This ensures that all simulation input is extracted from the force and collision procedures, allowing for debugging of the Physics and Collision Systems without requiring external information. The Collision System presented a number of issues, primarily due to the fact that it initially had a tendency to drop the framerate by quite a bit with only a few collision additions.
Evidently, the low frame rate was of some concern, since it limited the amount of objects that could readily be displayed in the simulation. Overall, there are likely many instances that may require additional passes to optimize, but I did end up locating some areas that provided immediate cases of improvements.
First, I discovered that the way I may have been handling elapsed time could occasionally become distorted due to its dependency on certain frame calculations. In these scenarios, this meant that the elapsed time could exceed expected values, causing all physics objects to basically increment in large time steps, ultimately bypassing through contacts. As a result, I redesign the frame system, and it should now reliably output the current frame amount without exceeding duration values.

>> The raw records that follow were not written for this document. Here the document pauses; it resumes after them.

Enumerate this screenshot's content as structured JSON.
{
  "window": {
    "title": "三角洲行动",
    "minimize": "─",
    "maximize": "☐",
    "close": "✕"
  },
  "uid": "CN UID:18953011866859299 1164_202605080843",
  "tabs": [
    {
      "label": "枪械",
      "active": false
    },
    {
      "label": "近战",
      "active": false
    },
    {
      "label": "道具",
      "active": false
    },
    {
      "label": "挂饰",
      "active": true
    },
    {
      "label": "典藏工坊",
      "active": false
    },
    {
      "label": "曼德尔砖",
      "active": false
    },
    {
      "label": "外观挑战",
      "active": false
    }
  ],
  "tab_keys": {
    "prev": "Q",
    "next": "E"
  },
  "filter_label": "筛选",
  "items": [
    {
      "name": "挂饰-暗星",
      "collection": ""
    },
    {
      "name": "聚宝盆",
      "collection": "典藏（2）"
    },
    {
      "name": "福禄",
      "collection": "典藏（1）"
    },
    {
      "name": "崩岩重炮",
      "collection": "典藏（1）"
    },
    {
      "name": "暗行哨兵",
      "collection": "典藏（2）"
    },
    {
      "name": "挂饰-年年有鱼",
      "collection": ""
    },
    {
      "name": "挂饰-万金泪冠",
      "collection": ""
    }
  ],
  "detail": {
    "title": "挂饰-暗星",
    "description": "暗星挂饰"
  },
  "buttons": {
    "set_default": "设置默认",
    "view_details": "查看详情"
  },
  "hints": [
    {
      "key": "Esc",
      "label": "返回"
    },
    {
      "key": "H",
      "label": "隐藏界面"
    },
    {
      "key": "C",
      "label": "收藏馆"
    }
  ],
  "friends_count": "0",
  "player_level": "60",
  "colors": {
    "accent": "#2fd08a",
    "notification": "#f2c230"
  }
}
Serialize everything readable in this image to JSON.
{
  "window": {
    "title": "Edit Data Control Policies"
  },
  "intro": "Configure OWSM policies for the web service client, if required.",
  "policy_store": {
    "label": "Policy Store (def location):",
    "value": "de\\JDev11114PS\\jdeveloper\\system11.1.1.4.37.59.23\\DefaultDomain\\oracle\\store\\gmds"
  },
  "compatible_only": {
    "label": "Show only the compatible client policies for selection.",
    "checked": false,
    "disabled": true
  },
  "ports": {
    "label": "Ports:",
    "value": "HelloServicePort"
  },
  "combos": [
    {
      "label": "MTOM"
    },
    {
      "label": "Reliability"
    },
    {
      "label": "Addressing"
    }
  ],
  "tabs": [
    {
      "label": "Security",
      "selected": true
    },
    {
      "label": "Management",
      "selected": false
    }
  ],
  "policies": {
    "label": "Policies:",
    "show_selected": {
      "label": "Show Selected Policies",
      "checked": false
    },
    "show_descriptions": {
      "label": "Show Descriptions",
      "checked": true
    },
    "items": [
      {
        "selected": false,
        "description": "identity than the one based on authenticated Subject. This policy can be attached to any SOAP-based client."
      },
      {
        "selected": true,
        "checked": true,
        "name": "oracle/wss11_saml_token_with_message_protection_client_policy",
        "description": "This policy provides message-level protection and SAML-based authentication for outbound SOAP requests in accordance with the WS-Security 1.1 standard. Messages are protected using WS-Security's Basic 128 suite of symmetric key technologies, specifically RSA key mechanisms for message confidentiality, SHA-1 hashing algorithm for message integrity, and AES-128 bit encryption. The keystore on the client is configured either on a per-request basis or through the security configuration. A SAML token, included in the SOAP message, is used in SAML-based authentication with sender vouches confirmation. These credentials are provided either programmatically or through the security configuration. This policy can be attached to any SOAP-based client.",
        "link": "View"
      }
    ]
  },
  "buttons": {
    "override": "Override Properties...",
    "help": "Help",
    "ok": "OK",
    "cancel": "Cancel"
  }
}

While this stabilized the physics system, it did not resolve some of the performance issues. These wound up being tied to the collision checking process, which ultimately would occur more often than need be, simply due to the way I sought to recheck contacts. By providing a restriction to the process, this would prevent any individual frame from remaining on contact resolution for too long, and most instances could be continued within the next frame anyhow.
With the overall simulation running smoothly, this would then allow me create several shapes based on the rod connections. Building the cube, tetrahedron, and diamond shapes provided several testing cases to ensuring that dropping these objects would respond reliably against the ground and walls. Initially, there were some issues with some shapes not properly interacting with the ground collisions, but this just related to the requirement for elapsed time during interpenetration resolution, otherwise the velocity force of a contact could overpower the position adjustments.
The system also has support for bungee and spring forces, along with rod and cable contacts. I added a bungee connection between the camera and player character, allowing for the camera to effectively center and follow the player around the small area. Rods have been specifically introduced to the mass aggregate shapes, allowing for sturdy creations that maintain form under stress.
The Player moves around the area based on the WASD keys, while also using the Spacebar to jump. If the player approaches any of the Collectible pieces, that piece will attach as a rod to the player, and the entire mass aggregate body will follow. This ultimately weighs down the player, but the force creation process still allows the player to continue moving around the scene. A small UI area conveys the player's velocity, collection total, and current world collision counter.
Going forward, it'll be important to spend some time continuing to improve the performance of the system, allowing for more objects and collisions to be allotted during gameplay. However, given the various hurdles gone through, this simulation shows various area of progress from the initial origins of learning about the forces and contact pieces required within the system, to the actual implementation and development of the mass aggregate physics world.